“The Precious One”


Marisa de los Santos’ newest book “The Precious One” is a family drama with an interesting twist.  Wilson Cleary is the head of the Cleary clan.  He is a professor, self-made millionaire, brilliant man, but a “jerk” as described by his daughter Eustacia, Taisy.

The description of Wilson as a jerk is an apt one.  9780061670893_p0_v2_s114x166An imperious, haughty philanderer, Wilson leaves his wife and twin children, for a much younger woman who is pregnant with his child.  He rejects his first family and basically throws his 17 year-old twins and his wife out of his home.

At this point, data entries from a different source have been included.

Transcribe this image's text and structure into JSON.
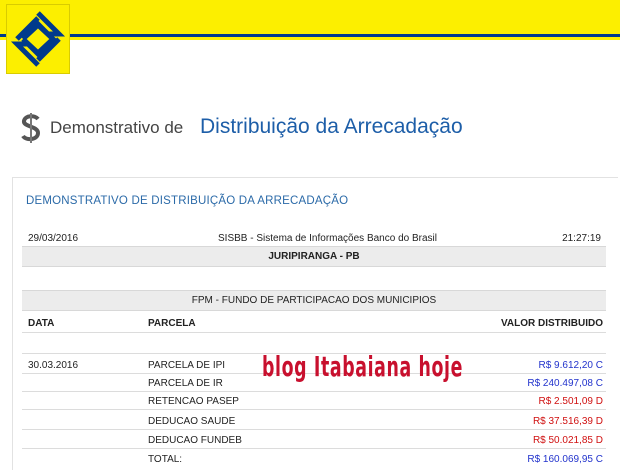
{
  "header": {
    "title_prefix": "Demonstrativo de",
    "title_main": "Distribuição da Arrecadação"
  },
  "panel": {
    "title": "DEMONSTRATIVO DE DISTRIBUIÇÃO DA ARRECADAÇÃO",
    "date": "29/03/2016",
    "system": "SISBB - Sistema de Informações Banco do Brasil",
    "time": "21:27:19",
    "municipality": "JURIPIRANGA - PB",
    "fund": "FPM - FUNDO DE PARTICIPACAO DOS MUNICIPIOS",
    "columns": [
      "DATA",
      "PARCELA",
      "VALOR DISTRIBUIDO"
    ],
    "rows": [
      {
        "date": "30.03.2016",
        "parcela": "PARCELA DE IPI",
        "valor": "R$ 9.612,20 C"
      },
      {
        "date": "",
        "parcela": "PARCELA DE IR",
        "valor": "R$ 240.497,08 C"
      },
      {
        "date": "",
        "parcela": "RETENCAO PASEP",
        "valor": "R$ 2.501,09 D"
      },
      {
        "date": "",
        "parcela": "DEDUCAO SAUDE",
        "valor": "R$ 37.516,39 D"
      },
      {
        "date": "",
        "parcela": "DEDUCAO FUNDEB",
        "valor": "R$ 50.021,85 D"
      },
      {
        "date": "",
        "parcela": "TOTAL:",
        "valor": "R$ 160.069,95 C"
      }
    ]
  },
  "watermark": "blog Itabaiana hoje",
  "colors": {
    "brand_yellow": "#fcef00",
    "brand_blue": "#003a8c",
    "credit": "#2233cc",
    "debit": "#d01010"
  }
}
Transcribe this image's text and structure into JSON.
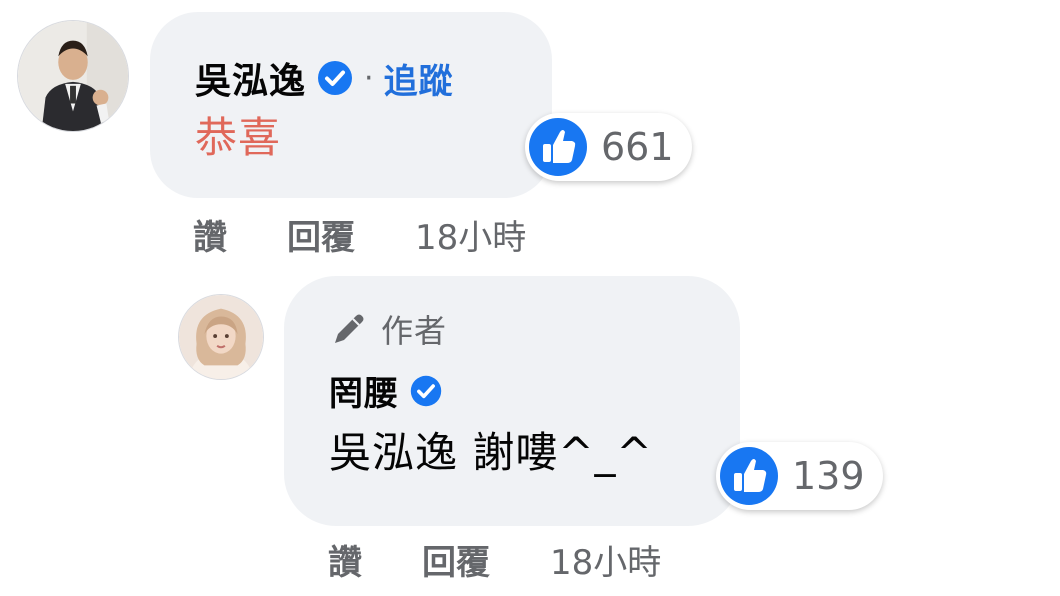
{
  "comments": [
    {
      "author": "吳泓逸",
      "verified": true,
      "separator": "·",
      "follow_label": "追蹤",
      "text": "恭喜",
      "text_color": "#e0685a",
      "reaction_count": "661",
      "actions": {
        "like": "讚",
        "reply": "回覆",
        "time": "18小時"
      },
      "avatar_icon": "avatar-man-suit"
    },
    {
      "badge": "作者",
      "badge_icon": "pen-icon",
      "author": "罔腰",
      "verified": true,
      "text": "吳泓逸 謝嘍^_^",
      "text_color": "#050505",
      "reaction_count": "139",
      "actions": {
        "like": "讚",
        "reply": "回覆",
        "time": "18小時"
      },
      "avatar_icon": "avatar-woman"
    }
  ],
  "colors": {
    "bubble": "#f0f2f5",
    "link_blue": "#216fdb",
    "like_blue": "#1877f2",
    "secondary_text": "#65676b"
  }
}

The author’s characterization of Wilson is what makes the first half of this book strong and compelling.  When he suffers a heart attack, he reaches out to Taisy.  Her brother Marcus calls her a fool for even considering a visit.  It has been many years since she has seen him, and her curiosity wins out.  The purpose of the visit is not what Taisy envisions.  Wilson wants her to write his biography, a record of his vast achievements.  Taisy is by profession a ghost writer and half heartedly agrees wanting to know more about her father.  While staying at his guest house, she meets his “second” family.

At this point, the plot dissolves into a true soap opera.  Taisy begins to interact with Caro, the second wife, and Willow, the beloved second daughter.  With growing affection, she becomes involved in their lives and, of course, learns to love them.  Willow evolves from a brat into a wonderfully warm human being; from a friendless teenager to one who is eventually accepted by her peers and falls in love with one of the most popular boys in her school.  Taisy reconnects with the boy friend that Wilson forced her to reject.  And everyone lives happily, sort of, ever after.

Marisa de los Santos is a good writer.  Her prose is strong and descriptive.  The plot of “The Precious One,” however, is a little too  precious.